Asylum Seeker claims face scrutiny in undercover investigation
An asylum seeker system under pressure has come under fresh scrutiny after an undercover investigation found a network of legal advisers and firms allegedly helping migrants pretend to be gay to stay in the UK. The investigation found migrants whose visas were nearing expiry were being given false cover stories and coached to gather fabricated evidence. The Home Office said anyone found trying to exploit the system would face the full force of the law, including removal from the UK.
False claims, fake evidence, and expired visas
The investigation found that the people being targeted were often international students, workers, or tourists whose visas had expired, rather than arrivals who had just come to the country on small boats or other illegal routes. They were told to prepare supporting letters, photographs, and medical reports to back claims that they were gay and would be in danger if returned to Pakistan or Bangladesh.
That tactic matters because the UK asylum process is meant to protect people who cannot safely go back to their home countries. In countries such as Pakistan and Bangladesh, gay sex is illegal, and that is what makes sexual orientation a basis for protection in genuine cases.
Inside the undercover meetings
The investigation began after initial tip-offs and led undercover reporters to pose as international students from Pakistan and Bangladesh whose visas were about to run out. One meeting was held on a Tuesday evening at a community centre in Beckton, east London, where more than 175 people gathered for an event organised by Worcester LGBT, a group that describes itself as a support group for gay and lesbian asylum seekers.
At that meeting, men outside the centre told the undercover reporter that the scene was not what it appeared to be. One man, Fahar, said, “Most of the people here are not gays. ” Another, Zeeshan, said, “Nobody is a gay here. Not even 1% are gay. Not even 0. 01% are gay. ”
One adviser named in the inquiry
The reporter’s path into the group began in late February with contact made to Mazedul Hasan Shakil, a paralegal at Law & Justice Solicitors, an immigration law firm based in Birmingham and London. The investigation says migrants were being helped to build false asylum claims and coached on how to present them.

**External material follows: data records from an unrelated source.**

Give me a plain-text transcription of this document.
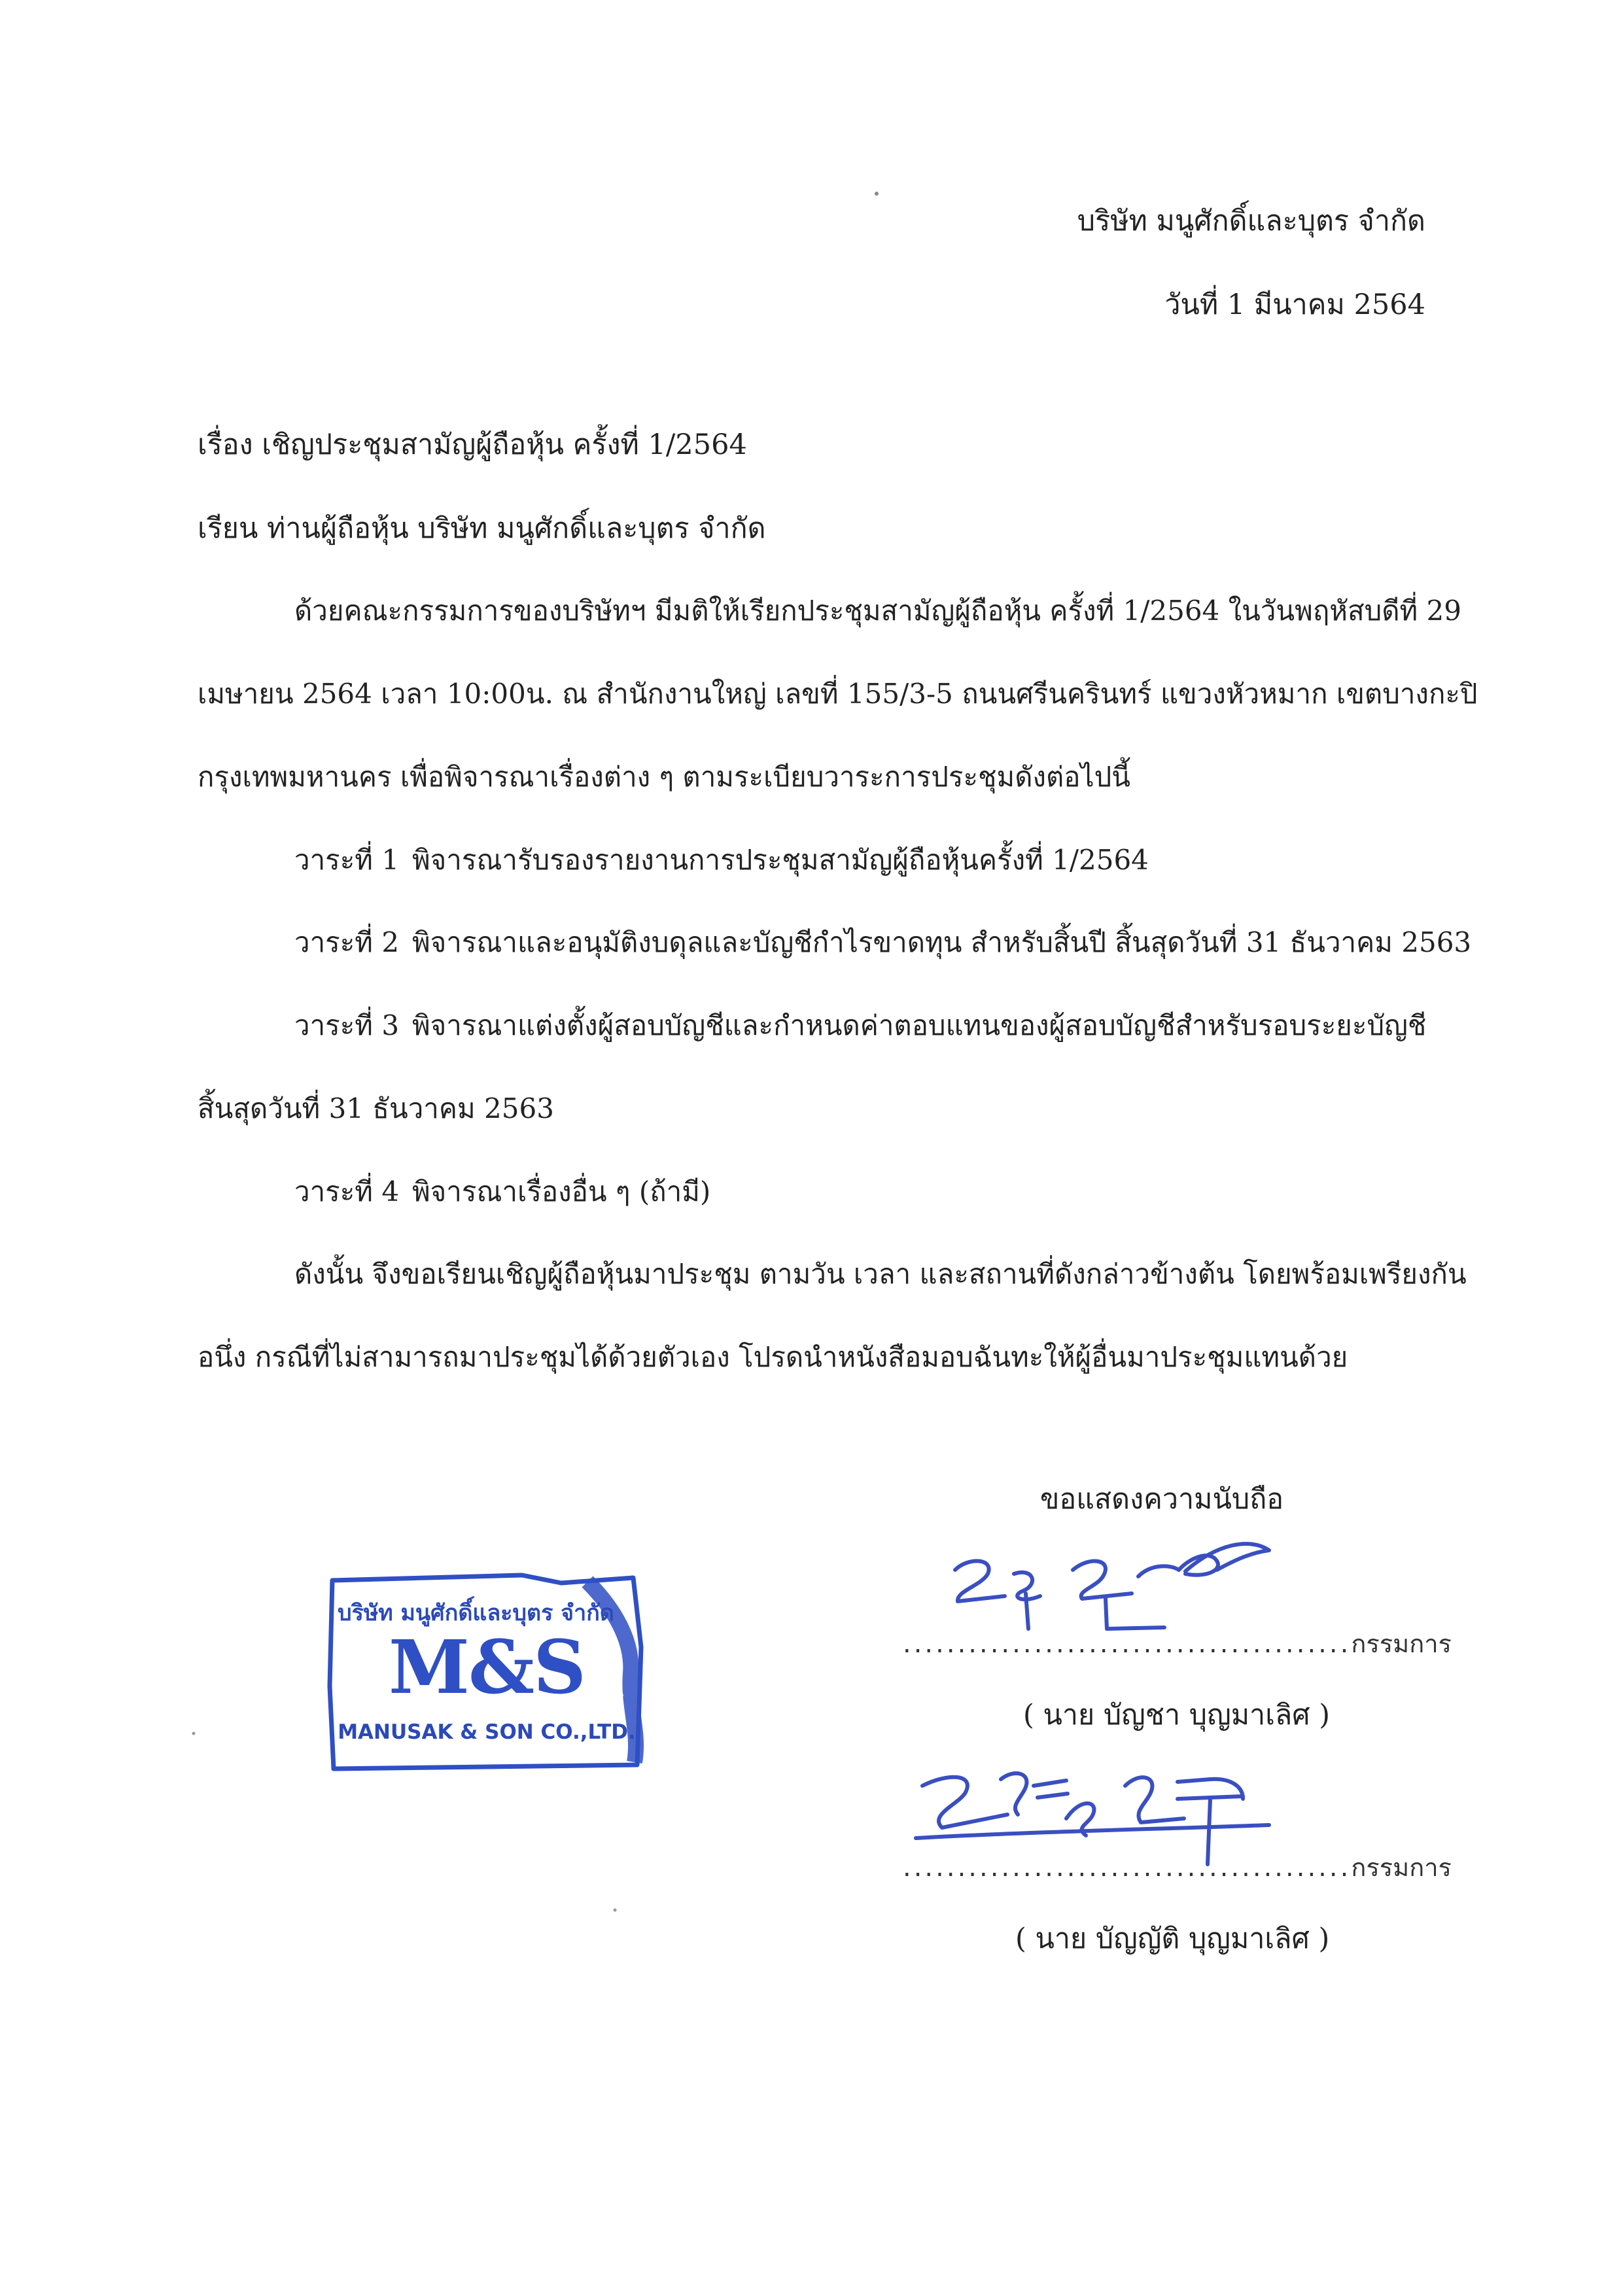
บริษัท มนูศักดิ์และบุตร จำกัด
วันที่ 1 มีนาคม 2564
เรื่อง เชิญประชุมสามัญผู้ถือหุ้น ครั้งที่ 1/2564
เรียน ท่านผู้ถือหุ้น บริษัท มนูศักดิ์และบุตร จำกัด
ด้วยคณะกรรมการของบริษัทฯ มีมติให้เรียกประชุมสามัญผู้ถือหุ้น ครั้งที่ 1/2564 ในวันพฤหัสบดีที่ 29
เมษายน 2564 เวลา 10:00น. ณ สำนักงานใหญ่ เลขที่ 155/3-5 ถนนศรีนครินทร์ แขวงหัวหมาก เขตบางกะปิ
กรุงเทพมหานคร เพื่อพิจารณาเรื่องต่าง ๆ ตามระเบียบวาระการประชุมดังต่อไปนี้
วาระที่ 1 พิจารณารับรองรายงานการประชุมสามัญผู้ถือหุ้นครั้งที่ 1/2564
วาระที่ 2 พิจารณาและอนุมัติงบดุลและบัญชีกำไรขาดทุน สำหรับสิ้นปี สิ้นสุดวันที่ 31 ธันวาคม 2563
วาระที่ 3 พิจารณาแต่งตั้งผู้สอบบัญชีและกำหนดค่าตอบแทนของผู้สอบบัญชีสำหรับรอบระยะบัญชี
สิ้นสุดวันที่ 31 ธันวาคม 2563
วาระที่ 4 พิจารณาเรื่องอื่น ๆ (ถ้ามี)
ดังนั้น จึงขอเรียนเชิญผู้ถือหุ้นมาประชุม ตามวัน เวลา และสถานที่ดังกล่าวข้างต้น โดยพร้อมเพรียงกัน
อนึ่ง กรณีที่ไม่สามารถมาประชุมได้ด้วยตัวเอง โปรดนำหนังสือมอบฉันทะให้ผู้อื่นมาประชุมแทนด้วย
ขอแสดงความนับถือ
.........................................กรรมการ
( นาย บัญชา บุญมาเลิศ )
.........................................กรรมการ
( นาย บัญญัติ บุญมาเลิศ )
บริษัท มนูศักดิ์และบุตร จำกัด
M&S
MANUSAK & SON CO.,LTD.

The response from the Home Office was blunt. “Anyone found trying to exploit the system will face the full force of the law, including removal from the UK, ” the department said. The warning now hangs over a process already handling record demand, with this group now making up 35% of all asylum claims, which topped 100, 000 in 2025.
What happens next
The findings raise immediate questions about how claims are prepared, who is charging for them, and how widely the practice may have spread. For genuine asylum seeker cases, the central issue remains protection from real danger; for those suspected of fraud, the next step may be enforcement action, removal, and deeper checks on the advisers involved.